If the ICs are powered and the circuit still doesn’t work, then check the input values on the switches. Use a multimeter to measure the voltage from the negative supply rail to the pins on the AND and NOT gates that take inputs from the switches. You should get 5 V on pins 1 and 13 of the AND IC and 0 V on pins 11 and 13 of the NOT IC. Check that the output from each AND gate you’re using is 5 V, too; you should see 5 V on pins 3, 8, and 11. If any AND gate in the IC doesn’t output 5 V, then one of its inputs is 0 V. Figure out why it’s 0 V, and you should find the problem.
Instead of an LED and a resistor, you can connect a relay to the Secret Code Checker and combine this project with the intruder alarm you built in Chapter 1. Connect the 9 V battery to the intruder alarm through the relay so that when you input the right code, the power to the alarm is cut and the noise stops. Refer back to “Meet the Relay” on page 97 to see how to connect a relay.

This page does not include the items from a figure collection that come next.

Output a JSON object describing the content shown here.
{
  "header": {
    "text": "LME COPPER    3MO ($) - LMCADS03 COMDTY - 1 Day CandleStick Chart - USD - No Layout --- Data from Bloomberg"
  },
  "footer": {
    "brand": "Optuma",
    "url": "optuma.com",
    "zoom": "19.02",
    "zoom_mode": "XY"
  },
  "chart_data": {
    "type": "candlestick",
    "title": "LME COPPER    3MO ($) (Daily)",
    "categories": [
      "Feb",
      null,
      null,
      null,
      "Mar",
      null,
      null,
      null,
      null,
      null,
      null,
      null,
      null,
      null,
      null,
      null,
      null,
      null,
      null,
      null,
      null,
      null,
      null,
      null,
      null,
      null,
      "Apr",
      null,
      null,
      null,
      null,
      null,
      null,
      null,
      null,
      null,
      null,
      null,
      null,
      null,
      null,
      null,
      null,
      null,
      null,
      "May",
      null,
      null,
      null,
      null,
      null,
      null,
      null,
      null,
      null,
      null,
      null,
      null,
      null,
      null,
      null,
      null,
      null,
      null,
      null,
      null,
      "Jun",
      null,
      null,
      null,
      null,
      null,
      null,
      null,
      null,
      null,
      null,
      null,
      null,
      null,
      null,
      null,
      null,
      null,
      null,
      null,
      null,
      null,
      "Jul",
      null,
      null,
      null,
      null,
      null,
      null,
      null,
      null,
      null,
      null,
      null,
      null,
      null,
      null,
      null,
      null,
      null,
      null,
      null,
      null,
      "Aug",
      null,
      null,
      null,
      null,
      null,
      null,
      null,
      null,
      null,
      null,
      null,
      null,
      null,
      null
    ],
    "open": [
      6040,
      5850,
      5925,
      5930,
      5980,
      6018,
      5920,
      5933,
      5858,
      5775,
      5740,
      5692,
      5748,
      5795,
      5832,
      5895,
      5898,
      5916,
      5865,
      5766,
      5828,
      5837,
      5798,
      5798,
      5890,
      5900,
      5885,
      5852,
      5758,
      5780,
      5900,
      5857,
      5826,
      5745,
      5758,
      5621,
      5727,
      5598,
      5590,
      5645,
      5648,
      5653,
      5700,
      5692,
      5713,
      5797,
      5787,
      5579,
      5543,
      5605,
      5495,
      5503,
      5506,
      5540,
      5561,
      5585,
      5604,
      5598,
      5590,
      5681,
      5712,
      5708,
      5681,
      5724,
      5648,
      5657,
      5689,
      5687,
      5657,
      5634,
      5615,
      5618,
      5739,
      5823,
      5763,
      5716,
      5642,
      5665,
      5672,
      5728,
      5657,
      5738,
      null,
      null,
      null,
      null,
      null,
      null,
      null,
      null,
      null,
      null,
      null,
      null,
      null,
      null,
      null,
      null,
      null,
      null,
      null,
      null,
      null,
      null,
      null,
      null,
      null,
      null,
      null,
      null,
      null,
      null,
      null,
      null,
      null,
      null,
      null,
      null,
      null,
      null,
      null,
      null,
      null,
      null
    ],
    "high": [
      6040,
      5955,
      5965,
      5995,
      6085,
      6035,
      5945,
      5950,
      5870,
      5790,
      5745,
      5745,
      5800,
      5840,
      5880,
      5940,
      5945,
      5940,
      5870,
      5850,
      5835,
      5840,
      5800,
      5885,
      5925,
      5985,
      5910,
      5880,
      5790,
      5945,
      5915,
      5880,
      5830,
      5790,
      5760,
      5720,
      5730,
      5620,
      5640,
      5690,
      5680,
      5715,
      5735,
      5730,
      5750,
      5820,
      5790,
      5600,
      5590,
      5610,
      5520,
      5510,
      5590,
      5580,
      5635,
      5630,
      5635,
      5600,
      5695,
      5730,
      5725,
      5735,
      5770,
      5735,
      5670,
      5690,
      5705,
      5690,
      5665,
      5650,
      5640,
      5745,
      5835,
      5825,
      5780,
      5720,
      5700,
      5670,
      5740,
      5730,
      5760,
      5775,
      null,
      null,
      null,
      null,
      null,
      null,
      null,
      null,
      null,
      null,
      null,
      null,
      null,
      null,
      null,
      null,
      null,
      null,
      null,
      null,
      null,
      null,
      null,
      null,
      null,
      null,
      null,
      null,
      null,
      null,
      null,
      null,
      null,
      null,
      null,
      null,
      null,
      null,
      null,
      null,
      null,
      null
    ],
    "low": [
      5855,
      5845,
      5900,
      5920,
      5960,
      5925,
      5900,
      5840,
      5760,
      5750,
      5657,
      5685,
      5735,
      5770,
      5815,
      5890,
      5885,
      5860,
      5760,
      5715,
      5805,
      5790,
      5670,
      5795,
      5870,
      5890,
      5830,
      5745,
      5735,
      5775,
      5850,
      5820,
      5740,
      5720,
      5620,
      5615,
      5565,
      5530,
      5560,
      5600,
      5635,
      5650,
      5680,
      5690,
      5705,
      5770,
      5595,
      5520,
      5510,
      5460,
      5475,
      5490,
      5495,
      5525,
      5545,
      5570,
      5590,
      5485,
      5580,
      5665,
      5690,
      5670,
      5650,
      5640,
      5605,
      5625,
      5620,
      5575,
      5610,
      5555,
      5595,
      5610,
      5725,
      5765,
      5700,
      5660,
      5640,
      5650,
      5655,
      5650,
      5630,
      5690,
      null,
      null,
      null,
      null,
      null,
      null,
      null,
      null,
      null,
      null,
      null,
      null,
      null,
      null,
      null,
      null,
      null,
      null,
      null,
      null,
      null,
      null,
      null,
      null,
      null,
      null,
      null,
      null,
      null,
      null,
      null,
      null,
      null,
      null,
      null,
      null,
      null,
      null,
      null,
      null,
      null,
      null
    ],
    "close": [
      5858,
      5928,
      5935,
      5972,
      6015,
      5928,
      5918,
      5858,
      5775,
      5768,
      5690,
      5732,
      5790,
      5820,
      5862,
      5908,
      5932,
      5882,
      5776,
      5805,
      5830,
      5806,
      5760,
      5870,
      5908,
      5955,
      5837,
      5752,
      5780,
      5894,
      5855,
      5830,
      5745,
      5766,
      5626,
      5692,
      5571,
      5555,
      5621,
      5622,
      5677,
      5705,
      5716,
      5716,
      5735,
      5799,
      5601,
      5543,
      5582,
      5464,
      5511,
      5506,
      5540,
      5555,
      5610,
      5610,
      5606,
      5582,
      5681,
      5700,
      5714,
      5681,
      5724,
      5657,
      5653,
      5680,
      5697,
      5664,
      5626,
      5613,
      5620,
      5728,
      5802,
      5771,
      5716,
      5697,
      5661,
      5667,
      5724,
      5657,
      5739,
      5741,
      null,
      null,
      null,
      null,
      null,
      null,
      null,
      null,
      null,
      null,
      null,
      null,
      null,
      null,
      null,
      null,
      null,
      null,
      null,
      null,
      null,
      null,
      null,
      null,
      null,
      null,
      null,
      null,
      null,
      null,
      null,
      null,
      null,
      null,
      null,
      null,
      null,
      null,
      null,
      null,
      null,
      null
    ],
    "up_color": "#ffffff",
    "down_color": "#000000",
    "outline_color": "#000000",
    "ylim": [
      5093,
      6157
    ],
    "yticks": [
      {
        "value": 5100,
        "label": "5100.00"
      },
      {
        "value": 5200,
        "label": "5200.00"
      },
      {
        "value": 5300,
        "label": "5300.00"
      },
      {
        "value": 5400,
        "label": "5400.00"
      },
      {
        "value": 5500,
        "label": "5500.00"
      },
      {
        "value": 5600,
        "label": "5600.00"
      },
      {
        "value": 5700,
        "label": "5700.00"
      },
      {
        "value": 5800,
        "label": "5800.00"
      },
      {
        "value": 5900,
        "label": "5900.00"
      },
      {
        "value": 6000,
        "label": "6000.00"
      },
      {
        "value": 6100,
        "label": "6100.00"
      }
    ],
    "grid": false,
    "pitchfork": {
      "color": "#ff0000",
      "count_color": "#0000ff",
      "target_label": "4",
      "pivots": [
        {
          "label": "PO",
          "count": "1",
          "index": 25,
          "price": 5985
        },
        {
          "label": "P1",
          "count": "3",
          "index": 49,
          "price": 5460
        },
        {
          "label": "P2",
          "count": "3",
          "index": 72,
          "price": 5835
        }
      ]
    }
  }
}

Notice that the secret code checker, with its 5 V supply, is being used to control the completely separate intruder alarm circuit with a 9 V supply. Connecting two circuits with separate power supplies this way is okay because there’s no electrical connection between the two circuits. Relays are useful when you need to control a circuit with a different type of power supply!
Here’s the circuit:
And these are the components you’ll need:
The circuit from “Project #2: Intruder Alarm” on page 11
The circuit from “Project #21: A Secret Code Checker” on page 223
A 5 V relay (Jameco #842996, Bitsbox #SW073)
NEGATIVE LOGIC GATES
AND, OR, and NOT are basic logic gates, and you can combine them to create new ones. Let’s look at two more gates that are created this way.
NAND Looks for One False Input
The NAND gate works like an AND gate with a NOT gate inverter on the output. The little circle on the output means NOT. That means the output from the NAND gate is 0 when both A and B are 1.
NOR Looks for Two False Inputs
The NOR gate works like an OR gate with an inverter on the output. The output is 1 when both A and B are 0.
In this chapter, you learned how to use logic gates to build circuits that “decide” things, like whether a code is correct or not. And at the end, you got to see some negative logic gates as well. Understanding how negative logic gates work is helpful, because they are often used in real-life circuits. In fact, you’ll use them in Chapter 11.
If you want to explore gates a bit further, I suggest you try combining some logic gates you’ve learned about on paper to create an XOR gate. An XOR gate gives out 1 only if the inputs are different from each other.
By combining logic gates in different ways, you can create almost anything you can imagine. But that might be a bit hard to see right now, so in the next chapter, I’m going to show you some more building blocks you can create with logic gates. You’ll learn how to build your own memory circuit, and then you’ll build your own electronic coin tosser!